The firm joins a new era of emerging market investing with the launch of a new fund.

Today iShares launched a promising new emerging market ETF based on the “beyond BRICs” theme that’s gained momentum in 2014. I’m personally a fan of this new ETF and expect it to do well in the coming years.

Three years ago, I blogged on the need for a “smaller emerging markets” ETF. The new iShares MSCI Emerging Markets Horizon ETF (EMHZ) certainly looks like the answer to that blog.
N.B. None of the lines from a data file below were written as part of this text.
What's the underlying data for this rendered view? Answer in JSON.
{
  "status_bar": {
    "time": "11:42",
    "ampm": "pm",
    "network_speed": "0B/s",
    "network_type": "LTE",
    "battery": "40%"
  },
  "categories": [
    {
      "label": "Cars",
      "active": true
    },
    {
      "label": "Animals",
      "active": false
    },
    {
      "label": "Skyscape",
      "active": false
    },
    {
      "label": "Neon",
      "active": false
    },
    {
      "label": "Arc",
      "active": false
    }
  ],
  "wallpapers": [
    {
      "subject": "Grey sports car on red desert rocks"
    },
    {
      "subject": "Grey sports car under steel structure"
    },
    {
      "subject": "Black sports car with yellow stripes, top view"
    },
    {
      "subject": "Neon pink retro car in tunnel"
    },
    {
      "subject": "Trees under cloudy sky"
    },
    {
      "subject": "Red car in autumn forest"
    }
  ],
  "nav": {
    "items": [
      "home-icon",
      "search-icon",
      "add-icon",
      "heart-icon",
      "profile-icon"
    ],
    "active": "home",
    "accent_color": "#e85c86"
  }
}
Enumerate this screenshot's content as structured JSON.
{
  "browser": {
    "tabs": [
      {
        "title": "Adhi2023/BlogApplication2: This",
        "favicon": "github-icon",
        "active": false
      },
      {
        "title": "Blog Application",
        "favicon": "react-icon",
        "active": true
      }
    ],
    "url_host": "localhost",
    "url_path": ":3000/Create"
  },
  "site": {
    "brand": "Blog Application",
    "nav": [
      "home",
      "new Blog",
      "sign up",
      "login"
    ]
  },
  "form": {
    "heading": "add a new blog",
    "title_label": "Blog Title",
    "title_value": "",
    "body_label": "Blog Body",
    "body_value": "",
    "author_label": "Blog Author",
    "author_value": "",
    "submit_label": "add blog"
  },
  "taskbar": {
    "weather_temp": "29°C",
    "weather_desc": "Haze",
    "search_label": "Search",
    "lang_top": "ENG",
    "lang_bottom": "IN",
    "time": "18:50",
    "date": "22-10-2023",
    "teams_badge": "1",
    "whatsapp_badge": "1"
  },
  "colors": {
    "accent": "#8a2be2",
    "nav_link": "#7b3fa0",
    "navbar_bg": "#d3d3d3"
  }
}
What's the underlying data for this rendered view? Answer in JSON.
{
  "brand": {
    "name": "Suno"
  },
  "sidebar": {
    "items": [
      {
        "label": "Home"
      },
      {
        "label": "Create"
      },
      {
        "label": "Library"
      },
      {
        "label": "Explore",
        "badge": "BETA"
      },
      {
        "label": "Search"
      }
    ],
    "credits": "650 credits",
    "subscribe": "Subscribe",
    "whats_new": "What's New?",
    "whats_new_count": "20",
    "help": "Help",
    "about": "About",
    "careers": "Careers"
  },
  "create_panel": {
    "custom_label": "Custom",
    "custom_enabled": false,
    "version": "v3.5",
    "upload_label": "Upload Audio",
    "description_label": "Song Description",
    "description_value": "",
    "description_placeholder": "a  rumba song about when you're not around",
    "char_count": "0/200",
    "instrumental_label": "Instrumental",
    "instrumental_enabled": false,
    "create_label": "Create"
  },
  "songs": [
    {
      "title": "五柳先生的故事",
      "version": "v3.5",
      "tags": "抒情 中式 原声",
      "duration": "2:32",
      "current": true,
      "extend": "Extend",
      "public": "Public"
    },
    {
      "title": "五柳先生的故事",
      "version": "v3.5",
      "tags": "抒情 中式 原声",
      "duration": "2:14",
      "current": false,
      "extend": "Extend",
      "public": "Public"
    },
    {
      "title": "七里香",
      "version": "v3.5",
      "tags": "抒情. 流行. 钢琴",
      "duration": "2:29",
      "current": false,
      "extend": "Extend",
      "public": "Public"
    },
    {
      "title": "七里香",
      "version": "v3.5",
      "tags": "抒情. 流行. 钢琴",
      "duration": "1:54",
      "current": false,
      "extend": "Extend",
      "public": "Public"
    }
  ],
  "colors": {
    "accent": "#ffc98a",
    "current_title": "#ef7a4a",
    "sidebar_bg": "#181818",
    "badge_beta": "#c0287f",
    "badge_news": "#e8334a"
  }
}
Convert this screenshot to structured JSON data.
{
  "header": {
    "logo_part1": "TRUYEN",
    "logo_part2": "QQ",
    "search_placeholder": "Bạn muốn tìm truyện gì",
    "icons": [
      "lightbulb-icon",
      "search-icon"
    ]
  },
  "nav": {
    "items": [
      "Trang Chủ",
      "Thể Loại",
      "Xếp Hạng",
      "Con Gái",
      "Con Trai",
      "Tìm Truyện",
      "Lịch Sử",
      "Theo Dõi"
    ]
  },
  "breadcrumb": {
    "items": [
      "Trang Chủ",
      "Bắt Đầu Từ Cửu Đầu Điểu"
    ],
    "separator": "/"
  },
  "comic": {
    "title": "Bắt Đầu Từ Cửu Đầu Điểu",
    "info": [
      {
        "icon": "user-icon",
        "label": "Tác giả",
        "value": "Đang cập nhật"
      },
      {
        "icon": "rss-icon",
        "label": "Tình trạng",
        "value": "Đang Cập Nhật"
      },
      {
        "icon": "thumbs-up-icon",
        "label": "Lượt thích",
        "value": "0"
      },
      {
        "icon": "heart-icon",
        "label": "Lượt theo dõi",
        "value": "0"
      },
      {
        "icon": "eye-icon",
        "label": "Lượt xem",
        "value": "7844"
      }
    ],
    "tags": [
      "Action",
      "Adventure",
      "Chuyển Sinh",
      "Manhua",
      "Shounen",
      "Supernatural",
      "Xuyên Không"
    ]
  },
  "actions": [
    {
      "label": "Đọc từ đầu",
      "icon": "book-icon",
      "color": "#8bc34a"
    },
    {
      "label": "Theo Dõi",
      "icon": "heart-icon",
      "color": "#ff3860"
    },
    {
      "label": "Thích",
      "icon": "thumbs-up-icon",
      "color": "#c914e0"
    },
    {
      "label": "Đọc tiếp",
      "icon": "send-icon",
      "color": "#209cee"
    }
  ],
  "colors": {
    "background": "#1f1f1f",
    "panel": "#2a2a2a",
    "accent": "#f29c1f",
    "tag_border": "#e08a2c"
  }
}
EMHZ is a “smaller country” version of the $36 billion iShares MSCI Emerging Markets ETF (EEM | B-98) that holds the bottom 25 percent of EEM’s market cap by country. This means emerging markets (EMs) like Mexico, Malaysia, Indonesia and Thailand dominate the fund’s weighting, as opposed to the BRICS, Taiwan and South Korea.

Not The First Beyond BRICs ETF, But Different

To be clear, EMHZ is far from being the first beyond-BRICs ETF to launch. There are currently three other funds that target this up-and-coming theme.

The $309 million EGShares Beyond BRICs ETF (BBRC | D-36) was the first to launch back in August 2012. BBRC reaches beyond emerging markets to also include the frontier markets, as classified by FTSE.

The $151 million Global X Next Emerging & Frontier ETF (EMFM | C-37), launched in November 2013, is a similar “smaller emerging/larger frontier” markets ETF.

Meanwhile, the smallest of the bunch, the $3 million SPDR MSCI EM Beyond BRIC ETF (EMBB | F-59), is simply a version of EEM that excludes the four BRIC nations, but leaves South Korea and Taiwan in the mix.

EMHZ separates itself from BBRC and EMFM by limiting itself to strictly emerging markets, as defined by MSCI, but it goes beyond State Street’s EMBB by also stripping out South Korea, Taiwan and South Africa.